About

R is a language and environment for statistical computing and graphics.R provides a wide variety of statistical (linear and nonlinear modelling, classical statistical tests, time-series analysis, classification, clustering, .) and graphical techniques, and is highly extensible.
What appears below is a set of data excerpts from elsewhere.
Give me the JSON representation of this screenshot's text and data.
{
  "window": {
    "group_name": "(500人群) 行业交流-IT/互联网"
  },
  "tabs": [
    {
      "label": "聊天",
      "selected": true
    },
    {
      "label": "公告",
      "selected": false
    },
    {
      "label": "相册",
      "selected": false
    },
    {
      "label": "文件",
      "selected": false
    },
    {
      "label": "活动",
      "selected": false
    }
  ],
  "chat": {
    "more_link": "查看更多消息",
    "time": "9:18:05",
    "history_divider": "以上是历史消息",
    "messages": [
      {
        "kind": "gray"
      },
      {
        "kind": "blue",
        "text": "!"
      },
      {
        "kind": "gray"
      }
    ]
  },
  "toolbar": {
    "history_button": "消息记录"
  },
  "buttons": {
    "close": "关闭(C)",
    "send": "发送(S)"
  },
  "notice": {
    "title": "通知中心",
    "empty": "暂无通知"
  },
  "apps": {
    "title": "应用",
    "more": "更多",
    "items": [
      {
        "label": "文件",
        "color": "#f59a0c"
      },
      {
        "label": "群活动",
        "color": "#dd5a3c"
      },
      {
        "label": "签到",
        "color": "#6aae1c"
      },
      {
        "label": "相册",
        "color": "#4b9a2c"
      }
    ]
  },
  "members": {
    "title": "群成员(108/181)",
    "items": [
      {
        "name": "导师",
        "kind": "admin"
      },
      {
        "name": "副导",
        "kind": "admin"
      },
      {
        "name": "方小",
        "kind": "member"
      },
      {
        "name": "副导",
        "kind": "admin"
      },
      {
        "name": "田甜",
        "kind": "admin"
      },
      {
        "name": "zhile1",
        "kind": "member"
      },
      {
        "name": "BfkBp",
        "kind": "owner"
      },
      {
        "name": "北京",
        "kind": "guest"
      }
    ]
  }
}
This notebook is a tutorial on how to use R.

Basics Operations

First we will begin with a few basic operations.

Variable assignment

A variable allows you to store values or an object (e.g. a function).

x = 128
y = 16
vars = c(2,4,8,16,32) # This is a vector
vars[1] #This calls the first value in the vector vars
## [1] 2
vars[2] #This calls the second value in the vector vars
## [1] 4
vars[1:3] #This calls the first through third values in the vector vars
## [1] 2 4 8
vars #This calls the vector 
## [1]  2  4  8 16 32

Common Arithmetic Operations

Below shows some simple arithmetic operations.

12*6
## [1] 72
128/16
## [1] 8
9^2
## [1] 81

Basic Data Types

R works with numerous data types. Some of the most basic types are: numeric,integers, logical (Boolean-TRUE/FALSE) and characters (string-"TEXT").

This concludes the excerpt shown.